Example 2: alpha-terpineol (A4) improves learning and cognition ability of AD model drosophila

The detection results are shown in fig. 2:

as shown in fig. 2, aβ transgenic AD model drosophila had significantly reduced ability to avoid electric shock according to odor information compared to wild type drosophila, indicating that these drosophila had lost olfactory memory. Whereas, after the positive control drug memantine was given, aβ transgenic AD model drosophila had a significant return in the ability to avoid electric shock according to the odor information, indicating that memantine partially alleviated the memory of AD model drosophila. Meanwhile, after the alpha-terpineol is given to the fruit flies of another group of AD models, the ability of avoiding electric shock according to smell information is also obviously improved, which shows that the alpha-terpineol can improve learning and cognition ability of the fruit flies of the AD models, and shows that the alpha-terpineol can be used for preparing medicines for treating AD.

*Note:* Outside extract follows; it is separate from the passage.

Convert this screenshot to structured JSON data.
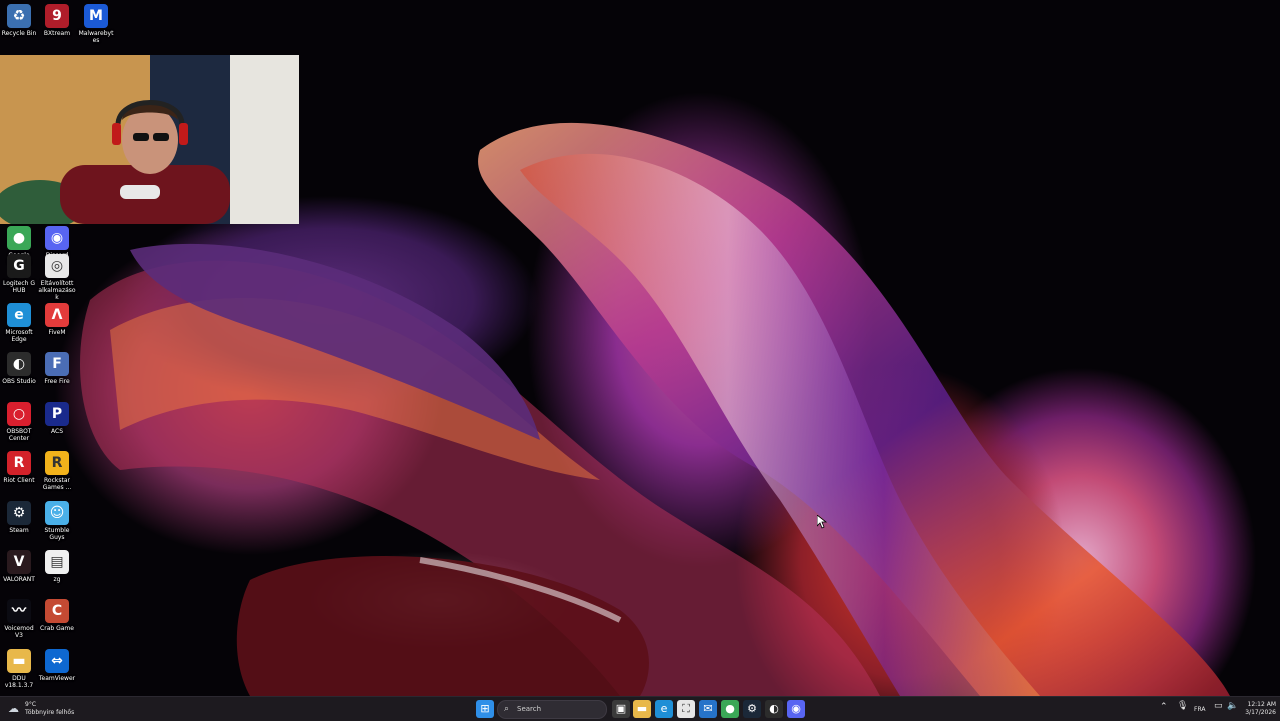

Finally, it should be noted that: the above embodiments are only for illustrating the technical aspects of the present invention and not for limiting the same, and although the present invention has been described in detail with reference to the above embodiments, it should be understood by those of ordinary skill in the art that: modifications and equivalents may be made to the specific embodiments of the invention without departing from the spirit and scope of the invention, which is intended to be covered by the claims.

Claims (2)

1. The application of the medicine for preparing the medicine for learning and memorizing the Alzheimer's disease is characterized in that the medicine is 1,2, 4-trimethoxybenzene shown in the following formula

2. The use according to claim 1, wherein the medicament is in the form of a capsule, tablet or granule made with pharmaceutically acceptable auxiliaries.